ダイエットをしても痩せないと悩んでいる人や体型に悩んでいる人なんかは、おそらく効果のあるダイエットがあれば興味を持ちますし、薄毛で悩んでいる人は、いろいろ試した結果あきらめたという人も多くいることでしょう。
特定の悩みを持った人に対して誰しもが考えていそうなことを謳い文句にしているわけです。
また、コピー機の営業さんだとしたら「月々の複合機のレンタル代が高いと思っていませんか?」などです。そりゃレンタル代は安い方がいいに決まっていますからね。
このようにバーナム効果を織り交ぜることで、まず顧客の興味を引くことができるので、そのあとの具体的なセールスに繋げていくことができるのです。
恋愛での応用例

恋愛においてもバーナム効果を応用することで相手の気を引くことが可能です。
一例として、気になる異性に対して
「いつも頑張ってるよね!」
「いつも明るくて元気だけど、時々寂しそうな顔してるよね。」
このようなことを言ってあげると、相手は自分のことをよく見てくれていると感じてあなたのことを意識してしまうことでしょう。
基本的にみんな頑張っていることは少なからずあります。
寂しそうな顔をしているつもりはなくとも誰しも何かしら悩みはあるので「そんな顔してる時があるんだ」と自分でも気が付かなかったことまで見てくれていると思い、さらに効果が上がるかもしれません。

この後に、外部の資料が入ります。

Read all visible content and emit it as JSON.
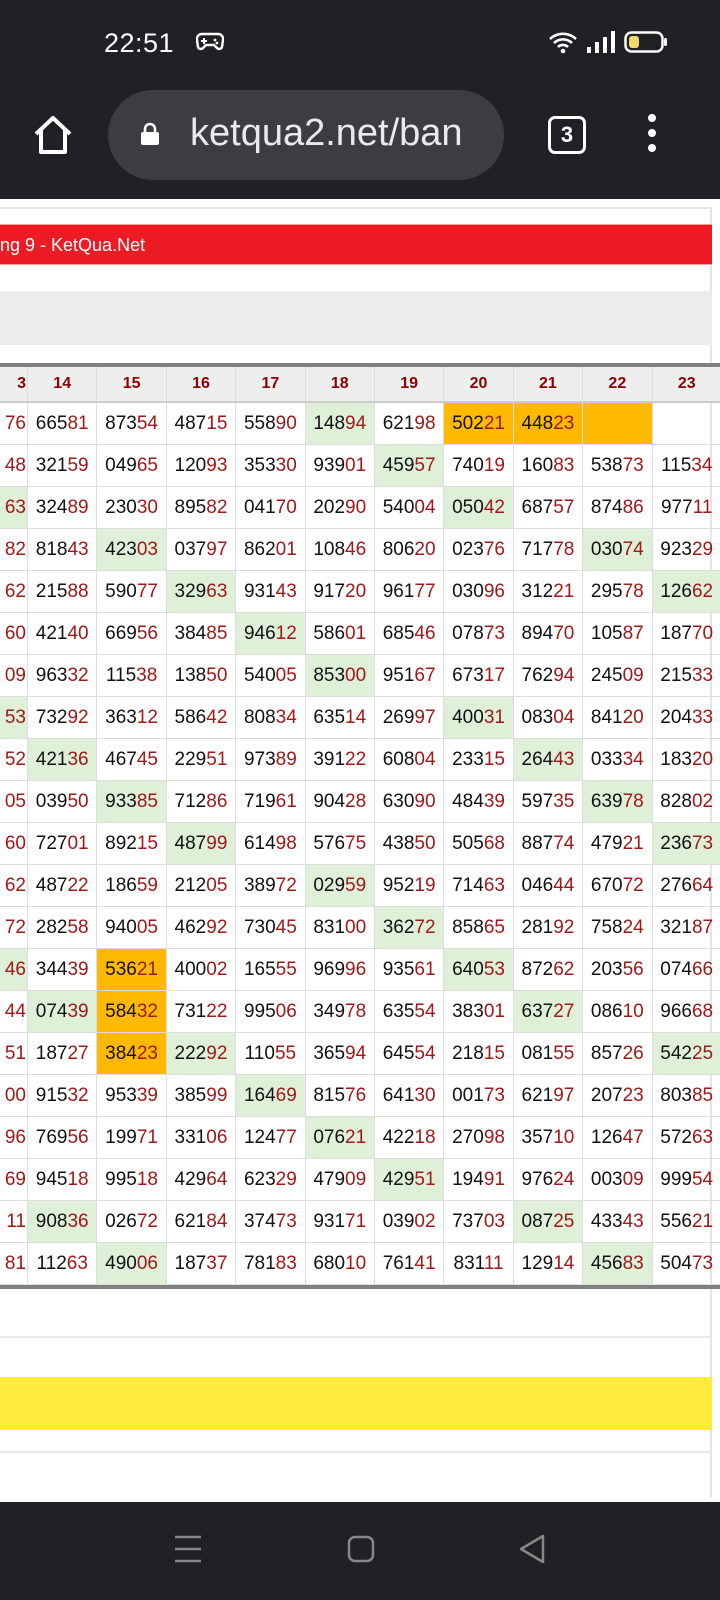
{
  "status_bar": {
    "time": "22:51",
    "icons": [
      "gamepad-icon",
      "wifi-icon",
      "signal-icon",
      "battery-icon"
    ]
  },
  "browser": {
    "url": "ketqua2.net/ban",
    "tab_count": "3",
    "icons": [
      "home-icon",
      "lock-icon",
      "tabs-icon",
      "menu-icon"
    ]
  },
  "banner": {
    "title": "ng 9 - KetQua.Net",
    "color": "#ed1c24"
  },
  "colors": {
    "green_highlight": "#dff0d8",
    "orange_highlight": "#ffb900",
    "digit_red": "#a01818",
    "header_text": "#8b0000"
  },
  "table": {
    "headers": [
      "3",
      "14",
      "15",
      "16",
      "17",
      "18",
      "19",
      "20",
      "21",
      "22",
      "23"
    ],
    "rows": [
      [
        "76",
        "66581",
        "87354",
        "48715",
        "55890",
        "14894",
        "62198",
        "50221",
        "44823",
        "",
        ""
      ],
      [
        "48",
        "32159",
        "04965",
        "12093",
        "35330",
        "93901",
        "45957",
        "74019",
        "16083",
        "53873",
        "11534"
      ],
      [
        "63",
        "32489",
        "23030",
        "89582",
        "04170",
        "20290",
        "54004",
        "05042",
        "68757",
        "87486",
        "97711"
      ],
      [
        "82",
        "81843",
        "42303",
        "03797",
        "86201",
        "10846",
        "80620",
        "02376",
        "71778",
        "03074",
        "92329"
      ],
      [
        "62",
        "21588",
        "59077",
        "32963",
        "93143",
        "91720",
        "96177",
        "03096",
        "31221",
        "29578",
        "12662"
      ],
      [
        "60",
        "42140",
        "66956",
        "38485",
        "94612",
        "58601",
        "68546",
        "07873",
        "89470",
        "10587",
        "18770"
      ],
      [
        "09",
        "96332",
        "11538",
        "13850",
        "54005",
        "85300",
        "95167",
        "67317",
        "76294",
        "24509",
        "21533"
      ],
      [
        "53",
        "73292",
        "36312",
        "58642",
        "80834",
        "63514",
        "26997",
        "40031",
        "08304",
        "84120",
        "20433"
      ],
      [
        "52",
        "42136",
        "46745",
        "22951",
        "97389",
        "39122",
        "60804",
        "23315",
        "26443",
        "03334",
        "18320"
      ],
      [
        "05",
        "03950",
        "93385",
        "71286",
        "71961",
        "90428",
        "63090",
        "48439",
        "59735",
        "63978",
        "82802"
      ],
      [
        "60",
        "72701",
        "89215",
        "48799",
        "61498",
        "57675",
        "43850",
        "50568",
        "88774",
        "47921",
        "23673"
      ],
      [
        "62",
        "48722",
        "18659",
        "21205",
        "38972",
        "02959",
        "95219",
        "71463",
        "04644",
        "67072",
        "27664"
      ],
      [
        "72",
        "28258",
        "94005",
        "46292",
        "73045",
        "83100",
        "36272",
        "85865",
        "28192",
        "75824",
        "32187"
      ],
      [
        "46",
        "34439",
        "53621",
        "40002",
        "16555",
        "96996",
        "93561",
        "64053",
        "87262",
        "20356",
        "07466"
      ],
      [
        "44",
        "07439",
        "58432",
        "73122",
        "99506",
        "34978",
        "63554",
        "38301",
        "63727",
        "08610",
        "96668"
      ],
      [
        "51",
        "18727",
        "38423",
        "22292",
        "11055",
        "36594",
        "64554",
        "21815",
        "08155",
        "85726",
        "54225"
      ],
      [
        "00",
        "91532",
        "95339",
        "38599",
        "16469",
        "81576",
        "64130",
        "00173",
        "62197",
        "20723",
        "80385"
      ],
      [
        "96",
        "76956",
        "19971",
        "33106",
        "12477",
        "07621",
        "42218",
        "27098",
        "35710",
        "12647",
        "57263"
      ],
      [
        "69",
        "94518",
        "99518",
        "42964",
        "62329",
        "47909",
        "42951",
        "19491",
        "97624",
        "00309",
        "99954"
      ],
      [
        "11",
        "90836",
        "02672",
        "62184",
        "37473",
        "93171",
        "03902",
        "73703",
        "08725",
        "43343",
        "55621"
      ],
      [
        "81",
        "11263",
        "49006",
        "18737",
        "78183",
        "68010",
        "76141",
        "83111",
        "12914",
        "45683",
        "50473"
      ]
    ],
    "highlights": [
      "-----g-ooo-",
      "------g----",
      "g------g---",
      "--g------g-",
      "---g------g",
      "----g------",
      "-----g-----",
      "g------g---",
      "-g------g--",
      "--g------g-",
      "---g------g",
      "-----g-----",
      "------g----",
      "g-o----g---",
      "-go-----g--",
      "--og------g",
      "----g------",
      "-----g-----",
      "------g----",
      "-g------g--",
      "--g------g-"
    ]
  }
}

結局は誰にでも当てはまることなのですが、相手にとってはあなたが特別な存在のように感じて、うまくいけば相手との距離を一気に距離を縮めることができるかもしれません。
まとめ

占いなどを信じてしまう現象:バーナム効果についてまとめてみました。
バーナム効果は思った以上に生活の中の多くの場面で使われていることが分かったと思います。
バーマム効果を知ることで仕事や恋愛をもっとスムーズに進めることができるようになるほか、怪しい商品の広告や薄っぺらい宗教の勧誘などに騙されることが少なくなるでしょう。
私は基本的には占いの類は全く信じていませんし、占い師は全員詐欺師くらいに思っていますが朝のニュース番組などの占いコーナーで「今日はすごくいい一日になります」などのポジティブな内容だった時だけは信じるようにしています。
そうすれば嫌なことがあっても、無理やり「今日はいい日だからこの程度で済んだ」とポジティブに考えることができますからね。